Lukas Pradel is a Senior Consultant at Conciso GmbH. He likes to spend the time he saves by automating everything on riding his motorcycle.
Test-driven development of CI/CD pipelines
CI/CD pipelines are becoming more and more popular as organizations begin to implement actual continuous deployment and therefore require not only automated builds and tests but also the critically important deployment step as well as part of their pipelines.
Hence it is with good reason that for a while now the DevOps community has been advocating for treating CI/CD pipelines with the same care and diligence as the application code itself, for example when it comes to security aspects, namely "DevSecOps". A key principle of this is that everyone is responsible for the security of pipelines and that security aspects are taken into consideration from the very beginning. This is considered a best practice in software development itself.
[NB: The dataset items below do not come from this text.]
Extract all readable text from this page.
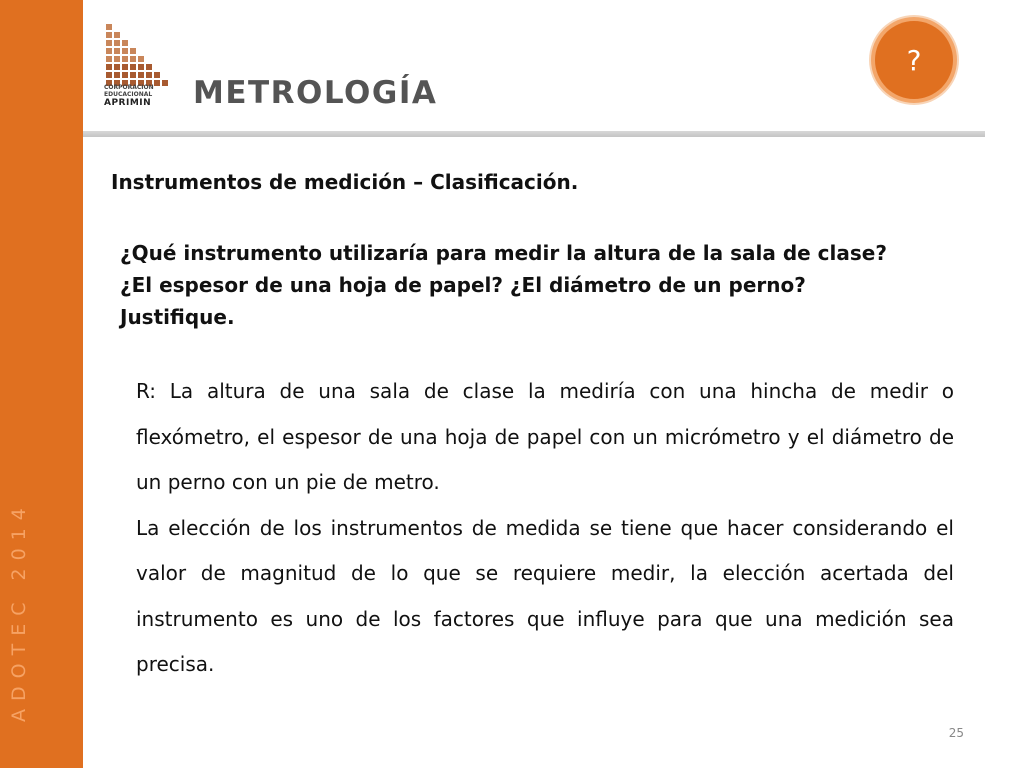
ADOTEC 2014
CORPORACION
EDUCACIONAL
APRIMIN	METROLOGÍA
?

Instrumentos de medición – Clasificación.

¿Qué instrumento utilizaría para medir la altura de la sala de clase? ¿El espesor de una hoja de papel? ¿El diámetro de un perno? Justifique.

R: La altura de una sala de clase la mediría con una hincha de medir o flexómetro, el espesor de una hoja de papel con un micrómetro y el diámetro de un perno con un pie de metro.

La elección de los instrumentos de medida se tiene que hacer considerando el valor de magnitud de lo que se requiere medir, la elección acertada del instrumento es uno de los factores que influye para que una medición sea precisa.

25
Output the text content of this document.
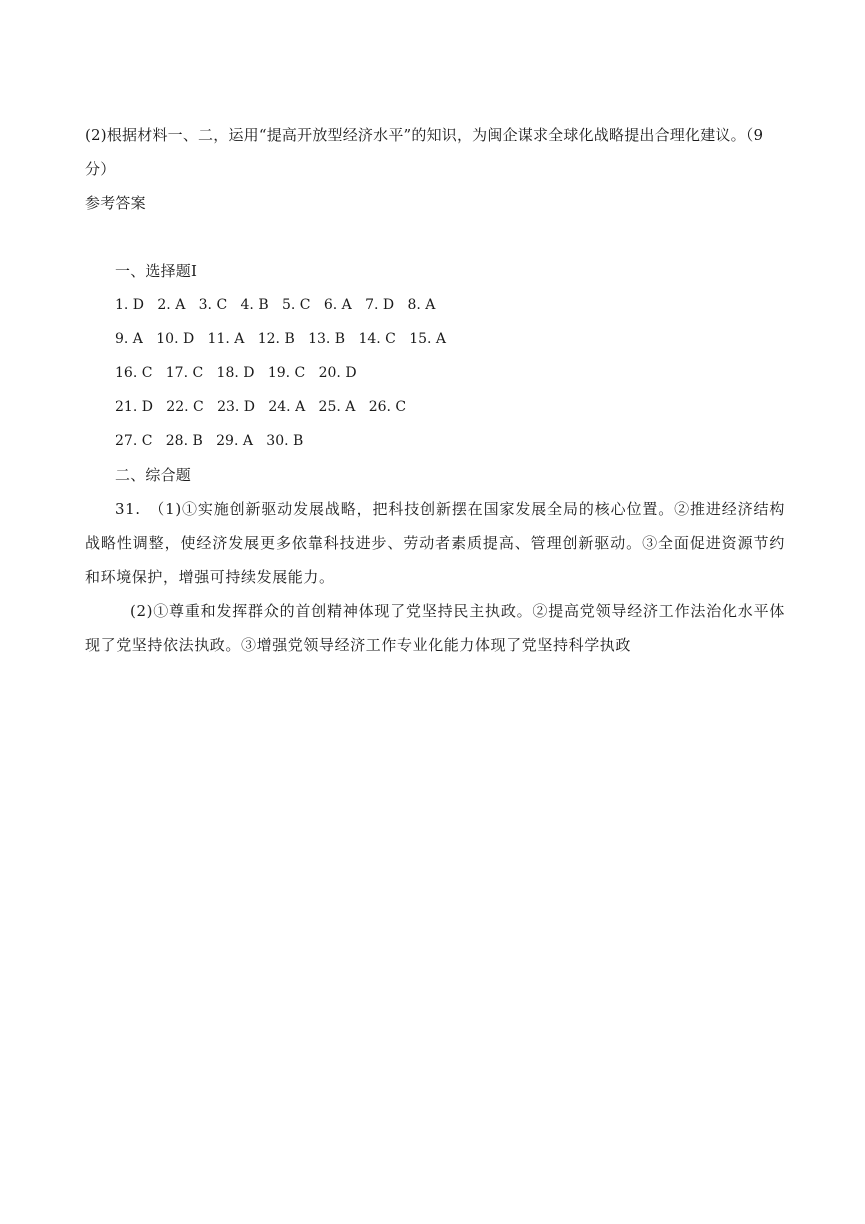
(2)根据材料一、二，运用“提高开放型经济水平”的知识，为闽企谋求全球化战略提出合理化建议。（9
分）
参考答案
一、选择题Ⅰ
1. D   2. A   3. C   4. B   5. C   6. A   7. D   8. A
9. A   10. D   11. A   12. B   13. B   14. C   15. A
16. C   17. C   18. D   19. C   20. D
21. D   22. C   23. D   24. A   25. A   26. C
27. C   28. B   29. A   30. B
二、综合题
31.　（1)①实施创新驱动发展战略，把科技创新摆在国家发展全局的核心位置。②推进经济结构战略性调整，使经济发展更多依靠科技进步、劳动者素质提高、管理创新驱动。③全面促进资源节约和环境保护，增强可持续发展能力。
(2)①尊重和发挥群众的首创精神体现了党坚持民主执政。②提高党领导经济工作法治化水平体现了党坚持依法执政。③增强党领导经济工作专业化能力体现了党坚持科学执政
Another important lesson from software development is: consistently assuring software quality is a must and pays off in the long run. Therefore, state of the art software development involves test-driven development where the software is tested before it is implemented. If the same holds true for security, then why should pipelines not be developed test-driven as well? After all they control the crucial deployment step of our applications and buggy or faulty deployments will very likely impact our users or even cause catastrophic fallout!
In this live-coding session we will develop a Jenkins pipeline from scratch in an entirely test-driven way and demonstrate how we can apply the principles of test-driven development to CI/CD pipelines and employ the typical tools of test-driven development such as unit testing, mocks and assertions to verify that our pipeline works correctly.